‘Under No Circumstances’ Will Mexico Pay for Trump’s Wall, Says Mexico

Luis Videgaray Caso and Donald Trump
Trump isn’t doing so well with the neighbors. Photo: Alex Wong; Win McNamee/Getty Images/Getty Images

Donald Trump’s plan to build a wall at the Mexican border — reportedly to keep Mexico from exporting “crime and poverty” into the United States — has one small flaw. Trump has said over and over that Mexico must pay for the wall, which as president he will persuade Mexico to do by cracking down on immigration and jacking up tariffs. Mexico begs to differ. Last month, former Mexican president Vicente Fox said he was “not going to pay for that fucking wall,” and other Mexican politicians have echoed his sentiments. But Thursday Mexican finance minister Luis Videgaray put the matter to rest in a televised interview“Under no circumstance will Mexico pay for the wall that Mr. Trump is proposing,” he said, adding that the country “emphatically and categorically” refuses to do so.

Vidergaray went on to say that the whole idea of the Trump Wall (“Of course I’d name it after myself,” Trump told a crowd of supporters in Maine earlier today) emphasizes the candidate’s failure to understand the way nations are supposed to interact. “Building a wall between Mexico and the United States is a terrible idea,” he said. “It is an idea based on ignorance and has no foundation in the reality of North American integration.”

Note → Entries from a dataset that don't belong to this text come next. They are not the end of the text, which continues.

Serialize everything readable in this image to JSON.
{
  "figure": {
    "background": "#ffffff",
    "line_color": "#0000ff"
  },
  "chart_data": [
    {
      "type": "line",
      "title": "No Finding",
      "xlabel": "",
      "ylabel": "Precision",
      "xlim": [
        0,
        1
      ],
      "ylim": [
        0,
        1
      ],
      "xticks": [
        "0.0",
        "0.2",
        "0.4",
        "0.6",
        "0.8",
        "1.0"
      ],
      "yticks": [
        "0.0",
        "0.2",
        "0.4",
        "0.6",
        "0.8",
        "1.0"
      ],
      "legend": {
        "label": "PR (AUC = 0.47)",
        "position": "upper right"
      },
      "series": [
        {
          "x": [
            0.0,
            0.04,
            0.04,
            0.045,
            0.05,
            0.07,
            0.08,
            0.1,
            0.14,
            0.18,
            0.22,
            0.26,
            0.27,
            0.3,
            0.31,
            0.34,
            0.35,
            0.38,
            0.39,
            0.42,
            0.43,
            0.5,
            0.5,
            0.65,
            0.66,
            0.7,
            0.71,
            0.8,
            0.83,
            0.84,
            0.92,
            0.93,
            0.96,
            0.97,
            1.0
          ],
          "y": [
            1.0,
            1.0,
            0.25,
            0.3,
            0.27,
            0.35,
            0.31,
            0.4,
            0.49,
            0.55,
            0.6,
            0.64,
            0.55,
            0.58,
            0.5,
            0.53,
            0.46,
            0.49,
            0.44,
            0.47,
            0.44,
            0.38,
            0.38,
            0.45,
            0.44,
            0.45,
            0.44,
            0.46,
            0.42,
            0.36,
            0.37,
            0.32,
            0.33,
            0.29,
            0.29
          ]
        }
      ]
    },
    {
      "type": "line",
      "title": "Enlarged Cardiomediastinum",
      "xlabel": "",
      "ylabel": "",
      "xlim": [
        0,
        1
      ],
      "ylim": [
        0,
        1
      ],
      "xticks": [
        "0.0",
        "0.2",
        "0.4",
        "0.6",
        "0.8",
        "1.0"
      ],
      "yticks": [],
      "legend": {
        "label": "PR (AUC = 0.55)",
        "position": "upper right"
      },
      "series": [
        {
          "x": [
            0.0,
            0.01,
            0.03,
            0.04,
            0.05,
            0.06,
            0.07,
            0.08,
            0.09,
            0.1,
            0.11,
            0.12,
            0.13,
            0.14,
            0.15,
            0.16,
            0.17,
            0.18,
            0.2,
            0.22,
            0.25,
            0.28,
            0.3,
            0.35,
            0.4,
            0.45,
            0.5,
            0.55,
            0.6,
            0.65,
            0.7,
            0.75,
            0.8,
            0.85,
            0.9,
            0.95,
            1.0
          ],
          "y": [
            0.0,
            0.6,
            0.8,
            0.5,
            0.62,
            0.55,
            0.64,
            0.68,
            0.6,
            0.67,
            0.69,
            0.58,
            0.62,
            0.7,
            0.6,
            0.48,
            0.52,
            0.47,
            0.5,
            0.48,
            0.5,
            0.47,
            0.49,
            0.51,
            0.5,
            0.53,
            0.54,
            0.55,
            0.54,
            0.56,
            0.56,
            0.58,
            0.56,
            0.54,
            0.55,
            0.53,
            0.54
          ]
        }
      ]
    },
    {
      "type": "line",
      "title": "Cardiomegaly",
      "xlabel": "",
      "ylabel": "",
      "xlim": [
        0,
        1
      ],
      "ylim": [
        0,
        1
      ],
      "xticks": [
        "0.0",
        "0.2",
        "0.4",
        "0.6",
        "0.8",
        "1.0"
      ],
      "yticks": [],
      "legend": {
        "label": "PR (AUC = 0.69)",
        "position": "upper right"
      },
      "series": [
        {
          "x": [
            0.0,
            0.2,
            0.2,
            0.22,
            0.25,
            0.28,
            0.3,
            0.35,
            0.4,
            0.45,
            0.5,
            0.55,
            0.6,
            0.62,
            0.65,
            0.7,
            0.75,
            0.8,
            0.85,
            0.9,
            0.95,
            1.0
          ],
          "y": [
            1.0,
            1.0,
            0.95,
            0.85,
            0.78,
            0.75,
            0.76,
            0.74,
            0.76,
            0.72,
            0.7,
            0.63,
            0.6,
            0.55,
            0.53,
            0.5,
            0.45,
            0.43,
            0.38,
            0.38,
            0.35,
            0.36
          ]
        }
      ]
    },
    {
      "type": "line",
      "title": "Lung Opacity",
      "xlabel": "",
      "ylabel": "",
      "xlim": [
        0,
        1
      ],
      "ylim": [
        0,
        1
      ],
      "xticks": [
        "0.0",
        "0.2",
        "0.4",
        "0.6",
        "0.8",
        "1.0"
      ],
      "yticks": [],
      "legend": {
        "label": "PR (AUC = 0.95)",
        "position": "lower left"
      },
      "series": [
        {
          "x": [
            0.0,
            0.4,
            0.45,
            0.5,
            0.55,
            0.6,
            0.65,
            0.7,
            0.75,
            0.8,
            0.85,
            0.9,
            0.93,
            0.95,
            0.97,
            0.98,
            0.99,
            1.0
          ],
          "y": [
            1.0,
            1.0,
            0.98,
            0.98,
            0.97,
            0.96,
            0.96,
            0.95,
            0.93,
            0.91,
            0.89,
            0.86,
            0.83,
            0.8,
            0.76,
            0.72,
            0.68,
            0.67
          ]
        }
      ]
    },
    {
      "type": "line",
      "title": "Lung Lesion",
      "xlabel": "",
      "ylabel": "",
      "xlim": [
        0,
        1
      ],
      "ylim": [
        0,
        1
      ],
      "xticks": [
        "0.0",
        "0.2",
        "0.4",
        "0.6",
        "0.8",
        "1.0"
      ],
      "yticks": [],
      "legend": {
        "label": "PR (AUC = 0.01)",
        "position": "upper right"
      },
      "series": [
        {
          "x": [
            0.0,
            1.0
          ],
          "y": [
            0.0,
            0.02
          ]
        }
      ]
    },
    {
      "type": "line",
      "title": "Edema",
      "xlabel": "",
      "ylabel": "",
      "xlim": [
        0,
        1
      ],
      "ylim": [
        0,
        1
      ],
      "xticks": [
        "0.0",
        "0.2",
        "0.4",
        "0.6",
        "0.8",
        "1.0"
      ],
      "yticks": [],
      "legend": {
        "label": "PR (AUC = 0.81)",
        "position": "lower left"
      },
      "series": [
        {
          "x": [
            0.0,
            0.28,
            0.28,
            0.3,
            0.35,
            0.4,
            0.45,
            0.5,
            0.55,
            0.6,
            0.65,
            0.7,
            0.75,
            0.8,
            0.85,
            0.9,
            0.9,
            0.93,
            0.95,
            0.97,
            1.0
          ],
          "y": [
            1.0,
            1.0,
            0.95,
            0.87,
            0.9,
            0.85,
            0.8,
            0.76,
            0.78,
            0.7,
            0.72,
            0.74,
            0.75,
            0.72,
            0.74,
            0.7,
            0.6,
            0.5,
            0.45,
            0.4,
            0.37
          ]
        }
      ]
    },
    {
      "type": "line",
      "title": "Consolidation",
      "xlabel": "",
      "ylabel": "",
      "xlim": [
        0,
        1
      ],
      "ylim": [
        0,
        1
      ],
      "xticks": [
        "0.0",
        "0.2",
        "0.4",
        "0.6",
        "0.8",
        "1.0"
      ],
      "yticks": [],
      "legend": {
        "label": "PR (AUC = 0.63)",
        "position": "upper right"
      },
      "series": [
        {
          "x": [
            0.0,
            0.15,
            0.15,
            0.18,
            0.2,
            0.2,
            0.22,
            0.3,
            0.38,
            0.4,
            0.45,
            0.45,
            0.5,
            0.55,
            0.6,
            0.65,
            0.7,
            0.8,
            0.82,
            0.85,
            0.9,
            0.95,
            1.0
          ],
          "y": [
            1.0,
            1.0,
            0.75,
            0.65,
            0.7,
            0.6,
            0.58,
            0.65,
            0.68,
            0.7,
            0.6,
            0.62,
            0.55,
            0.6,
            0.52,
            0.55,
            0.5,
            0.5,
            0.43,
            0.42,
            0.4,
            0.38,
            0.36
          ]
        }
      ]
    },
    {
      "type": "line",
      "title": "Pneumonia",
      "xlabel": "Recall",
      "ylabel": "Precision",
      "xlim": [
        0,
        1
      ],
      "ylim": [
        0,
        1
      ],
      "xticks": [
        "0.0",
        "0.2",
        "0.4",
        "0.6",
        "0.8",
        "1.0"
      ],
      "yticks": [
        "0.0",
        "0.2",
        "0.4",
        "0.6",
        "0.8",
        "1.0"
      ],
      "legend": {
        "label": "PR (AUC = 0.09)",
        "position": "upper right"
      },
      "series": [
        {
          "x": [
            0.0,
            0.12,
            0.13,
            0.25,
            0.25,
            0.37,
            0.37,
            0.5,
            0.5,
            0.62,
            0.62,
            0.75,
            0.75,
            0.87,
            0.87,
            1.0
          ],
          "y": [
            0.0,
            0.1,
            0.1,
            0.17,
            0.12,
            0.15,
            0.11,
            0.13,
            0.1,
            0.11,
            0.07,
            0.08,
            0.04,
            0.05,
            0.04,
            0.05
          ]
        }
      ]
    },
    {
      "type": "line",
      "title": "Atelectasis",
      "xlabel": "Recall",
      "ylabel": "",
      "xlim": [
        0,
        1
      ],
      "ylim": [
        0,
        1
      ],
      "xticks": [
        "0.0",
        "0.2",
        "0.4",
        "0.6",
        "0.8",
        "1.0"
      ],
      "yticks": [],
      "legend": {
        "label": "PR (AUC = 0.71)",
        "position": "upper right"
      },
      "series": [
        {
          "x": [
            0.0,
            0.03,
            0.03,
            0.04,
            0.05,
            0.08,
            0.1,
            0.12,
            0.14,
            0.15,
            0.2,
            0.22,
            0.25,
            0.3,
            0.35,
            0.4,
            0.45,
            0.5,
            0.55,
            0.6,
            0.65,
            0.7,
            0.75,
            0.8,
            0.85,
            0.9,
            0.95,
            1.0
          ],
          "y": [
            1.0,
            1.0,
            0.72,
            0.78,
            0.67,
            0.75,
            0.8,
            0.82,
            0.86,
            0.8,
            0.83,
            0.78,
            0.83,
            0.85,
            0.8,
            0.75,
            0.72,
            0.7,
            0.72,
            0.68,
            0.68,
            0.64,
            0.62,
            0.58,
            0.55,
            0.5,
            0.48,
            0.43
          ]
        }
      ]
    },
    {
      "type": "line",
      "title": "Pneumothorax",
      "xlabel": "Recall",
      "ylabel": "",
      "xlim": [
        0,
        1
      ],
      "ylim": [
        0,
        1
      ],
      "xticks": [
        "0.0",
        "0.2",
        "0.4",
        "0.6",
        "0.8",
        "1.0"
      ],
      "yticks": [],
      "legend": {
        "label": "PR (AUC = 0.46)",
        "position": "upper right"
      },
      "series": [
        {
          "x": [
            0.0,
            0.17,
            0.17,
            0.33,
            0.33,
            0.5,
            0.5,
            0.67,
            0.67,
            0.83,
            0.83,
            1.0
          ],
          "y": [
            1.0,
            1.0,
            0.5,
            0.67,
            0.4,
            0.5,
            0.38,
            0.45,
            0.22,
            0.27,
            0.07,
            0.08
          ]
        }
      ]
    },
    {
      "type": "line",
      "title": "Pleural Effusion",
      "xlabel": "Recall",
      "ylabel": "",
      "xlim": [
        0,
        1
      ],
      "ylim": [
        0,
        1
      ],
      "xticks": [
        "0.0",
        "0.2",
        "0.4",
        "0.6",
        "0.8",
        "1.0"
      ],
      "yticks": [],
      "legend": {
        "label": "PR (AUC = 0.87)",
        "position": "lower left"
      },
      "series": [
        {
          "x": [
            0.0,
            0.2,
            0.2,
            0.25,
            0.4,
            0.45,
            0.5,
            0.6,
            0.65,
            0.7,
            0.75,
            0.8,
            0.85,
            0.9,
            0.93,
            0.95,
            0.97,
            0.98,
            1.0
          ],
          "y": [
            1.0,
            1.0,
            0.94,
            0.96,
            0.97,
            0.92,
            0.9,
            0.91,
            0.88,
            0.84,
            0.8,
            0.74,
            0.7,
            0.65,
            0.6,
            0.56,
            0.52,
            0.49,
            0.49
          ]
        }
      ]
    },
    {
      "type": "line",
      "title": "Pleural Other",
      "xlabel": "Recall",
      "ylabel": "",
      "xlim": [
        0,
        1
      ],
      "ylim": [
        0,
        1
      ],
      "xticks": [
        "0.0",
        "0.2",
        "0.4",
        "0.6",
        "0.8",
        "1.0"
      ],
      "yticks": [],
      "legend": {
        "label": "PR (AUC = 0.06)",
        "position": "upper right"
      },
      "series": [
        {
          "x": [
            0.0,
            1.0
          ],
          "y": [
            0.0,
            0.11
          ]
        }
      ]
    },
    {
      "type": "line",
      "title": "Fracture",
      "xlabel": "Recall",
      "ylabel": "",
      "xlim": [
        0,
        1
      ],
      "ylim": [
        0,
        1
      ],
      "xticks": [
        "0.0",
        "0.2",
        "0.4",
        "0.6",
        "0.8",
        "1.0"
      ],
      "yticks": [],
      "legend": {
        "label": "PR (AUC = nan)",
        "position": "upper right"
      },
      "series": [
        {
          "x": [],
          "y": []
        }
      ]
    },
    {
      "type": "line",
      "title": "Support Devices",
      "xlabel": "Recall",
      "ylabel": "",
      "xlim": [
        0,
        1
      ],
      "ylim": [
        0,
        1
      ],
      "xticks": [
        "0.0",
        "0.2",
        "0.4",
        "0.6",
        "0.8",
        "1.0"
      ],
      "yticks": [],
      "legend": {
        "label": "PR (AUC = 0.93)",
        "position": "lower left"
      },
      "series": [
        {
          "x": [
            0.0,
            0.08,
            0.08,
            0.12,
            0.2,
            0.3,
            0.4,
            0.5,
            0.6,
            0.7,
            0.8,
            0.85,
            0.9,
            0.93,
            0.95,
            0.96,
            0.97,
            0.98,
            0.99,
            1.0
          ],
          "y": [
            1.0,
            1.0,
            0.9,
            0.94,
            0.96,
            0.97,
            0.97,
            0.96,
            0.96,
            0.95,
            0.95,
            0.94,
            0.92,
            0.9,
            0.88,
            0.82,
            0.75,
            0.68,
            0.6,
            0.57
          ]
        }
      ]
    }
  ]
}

What’s more, Trump’s idea that Mexico should pay for the wall with its trade deficit is completely baseless. “Just because the Mexican economy has a trade surplus relative to the United States doesn’t mean the Mexican government has the resources to build a border wall,” Alex Nowrasteh, an immigration expert at the libertarian Cato Institute, told PolitiFact. “It would be like me threatening my neighbor to build a new fence or else I’ll stop shopping at Walmart.” According to PolitiFact, the trade deficit has almost nothing to do with the Mexican government; it’s mostly based on trading and investment from private individuals. What’s more, just because a country has a trade deficit doesn’t mean it has that amount of cash sitting around in a vault somewhere.

Nor will the nation have Trump himself: Mexico City lawmakers have passed a (largely symbolic) proposal banning Trump from the country.